Titan Manga
Volume One releasing July 7, 2026
and Two on Oct 6, 2026
Thankfully, the Five Star Stories manga is still going strong in Japan. Even though it has effectively reinvented itself after Volume 12 of the tankōbon release, most people have rolled with the changes. While purists may take issue with the work being referred to as Gothicmade, the shift at least establishes a foundation for where future stories are headed. The scope feels less like a simple continuation and more like a reframing, one where the saga leans into legacy rather than immediate battlefield drama.
Instead of diving into a massive editorial on the changes, I’ll simply say this, as long as sales remain strong, I’m hopeful Titan Books’ new label stays committed to republishing the full Toypress run up to that volume, where it never saw a translation for the English-speaking market, and continues onward into the expanded era of the story. With a possible release of three volumes per year similar to the previous run, it won’t take long to catch up! To note, the English edition was further separated into smaller chapter releases. There are 26 books which cover Japanese Volumes 1 through 10. Volume 11 and onward have yet to be translated.
The English re-release is slated for summer, with Volume One and Two (Amazon USA links) already available to preorder ahead of its July 7, 2026 launch. For readers unfamiliar with the premise, the UK-based publisher released this teaser description:
Set in the vast and tumultuous Joker Star Cluster, this series brings together ancient empires, genetic engineering, and towering mechs known as Mortar Headds, piloted by elite warriors and their genetically engineered companions, the Fatimas. In Vol. 1, we meet Amaterasu, the immortal emperor of the Grees Kingdom, and his destined bride, Lachesis, as they navigate a world of intrigue, warfare, and forbidden power. As interstellar conflict rages, the stage is set for a war that could determine the fate of the galaxy.
Mamoru Nagano launched his science-fantasy epic in Kadokawa’s Newtype magazine in 1986, though the series has run intermittently across the decades. To mark the manga’s 25th anniversary in 2011, Kadokawa reissued the existing volumes in a “Repeat” edition that included previously unpublished art. The manga entered hiatus in 2006 and later resumed in the magazine’s May 2013 issue, following the theatrical release of Gothicmade. Sadly, that film is unlikely to ever see home video release, as Nagano has remained firm in his stance that it was created exclusively for the cinema experience.

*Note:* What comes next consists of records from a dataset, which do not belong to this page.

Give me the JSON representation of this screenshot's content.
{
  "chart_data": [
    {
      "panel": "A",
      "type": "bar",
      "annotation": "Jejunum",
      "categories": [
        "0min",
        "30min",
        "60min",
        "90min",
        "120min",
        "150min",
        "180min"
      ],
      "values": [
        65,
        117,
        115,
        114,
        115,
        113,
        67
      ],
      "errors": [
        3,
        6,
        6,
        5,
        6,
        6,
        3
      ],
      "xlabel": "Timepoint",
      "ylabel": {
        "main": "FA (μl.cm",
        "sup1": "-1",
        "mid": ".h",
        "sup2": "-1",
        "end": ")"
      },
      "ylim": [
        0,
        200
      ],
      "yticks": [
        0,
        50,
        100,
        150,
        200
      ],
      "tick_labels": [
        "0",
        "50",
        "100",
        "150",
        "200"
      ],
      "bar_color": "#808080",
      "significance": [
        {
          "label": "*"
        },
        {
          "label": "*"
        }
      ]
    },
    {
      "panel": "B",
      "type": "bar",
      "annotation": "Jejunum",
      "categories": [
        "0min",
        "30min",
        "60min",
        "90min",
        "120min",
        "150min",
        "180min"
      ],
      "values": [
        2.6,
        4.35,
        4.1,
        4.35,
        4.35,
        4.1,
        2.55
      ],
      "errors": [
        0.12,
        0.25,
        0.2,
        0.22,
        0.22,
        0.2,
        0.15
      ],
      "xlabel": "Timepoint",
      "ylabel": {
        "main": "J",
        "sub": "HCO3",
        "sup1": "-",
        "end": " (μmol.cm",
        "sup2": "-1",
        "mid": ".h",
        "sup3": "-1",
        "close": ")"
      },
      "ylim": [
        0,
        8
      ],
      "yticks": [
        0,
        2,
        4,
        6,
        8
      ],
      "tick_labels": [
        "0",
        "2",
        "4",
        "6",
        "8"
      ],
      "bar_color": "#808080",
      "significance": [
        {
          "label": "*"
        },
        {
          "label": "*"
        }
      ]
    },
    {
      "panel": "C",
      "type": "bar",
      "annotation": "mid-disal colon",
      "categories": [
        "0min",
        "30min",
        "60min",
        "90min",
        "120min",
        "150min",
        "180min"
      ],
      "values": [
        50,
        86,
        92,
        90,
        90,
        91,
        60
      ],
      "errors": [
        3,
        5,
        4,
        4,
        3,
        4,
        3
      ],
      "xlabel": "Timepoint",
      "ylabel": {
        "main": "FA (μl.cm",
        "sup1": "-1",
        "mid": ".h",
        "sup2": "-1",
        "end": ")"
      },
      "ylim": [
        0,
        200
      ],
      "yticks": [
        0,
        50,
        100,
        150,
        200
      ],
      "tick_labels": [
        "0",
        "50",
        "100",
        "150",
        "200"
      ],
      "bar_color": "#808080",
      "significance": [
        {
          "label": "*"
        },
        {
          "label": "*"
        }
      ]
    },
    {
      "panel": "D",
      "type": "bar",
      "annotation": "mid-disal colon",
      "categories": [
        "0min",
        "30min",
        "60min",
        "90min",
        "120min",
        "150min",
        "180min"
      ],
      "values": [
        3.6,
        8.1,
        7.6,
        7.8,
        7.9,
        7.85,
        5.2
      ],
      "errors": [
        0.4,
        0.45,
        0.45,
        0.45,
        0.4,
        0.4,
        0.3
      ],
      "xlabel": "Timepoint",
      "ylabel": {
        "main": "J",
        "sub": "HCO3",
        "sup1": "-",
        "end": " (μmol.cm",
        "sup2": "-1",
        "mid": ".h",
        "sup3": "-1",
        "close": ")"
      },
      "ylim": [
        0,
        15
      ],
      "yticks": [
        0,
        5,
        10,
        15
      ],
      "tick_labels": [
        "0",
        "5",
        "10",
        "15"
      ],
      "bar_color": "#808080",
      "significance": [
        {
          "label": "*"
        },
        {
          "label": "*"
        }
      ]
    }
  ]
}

Where things become especially fascinating is how the narrative was retrofitted to align with this expanded vision. Amateretsu’s era is no longer framed as the immediate present of the story, it’s treated as foundational history. Characters once followed in real time are elevated into near-mythic figures, respected more than worshipped, but honoured as pillars whose actions shaped entire epochs. Some historians may well want to equate the transition as similar to the dynastic times of the Pharaohs of Ancient Egypt, where statues and tributes are a common sight.
This tonal pivot was foreshadowed in the Five Star Stories OAV. By the film’s end, its central figures are framed less as individuals bound to a single planet and more like constellations, observed from above, fixed in symbolic positions no matter the world below them. It’s a cosmic vantage point that mirrors the manga’s later structure. Amaterasu shifts from active protagonist to historical gravity well, a sovereign whose influence is measured not by scenes of conquest but by the political, technological, and genetic legacies that ripple outward through centuries.

The manga’s continuation, which fully resumed compilation releases from 2016 onward, reflects that broadened scope. We see technological evolution across eras. Some designs appear more streamlined, while others depart sharply from Nagano’s earlier Mortar Headd aesthetics, especially with the transition toward the new visual language. Whether these changes feel like natural progression or stylistic heresy is, of course, open to debate among long-time readers.
What’s undeniable is the scale of the worldbuilding. For fans outside Japan, many of whom have only experienced fragments of the saga, it feels long overdue for Five Star Stories to reclaim space in global pop culture conversation. The universe Nagano built is as dense as Frank Herbert’s Dune. Only here, imperial theology and genetic destiny unfold alongside towering biomechanical knights, and history itself is written in chrome, lace, and starlight.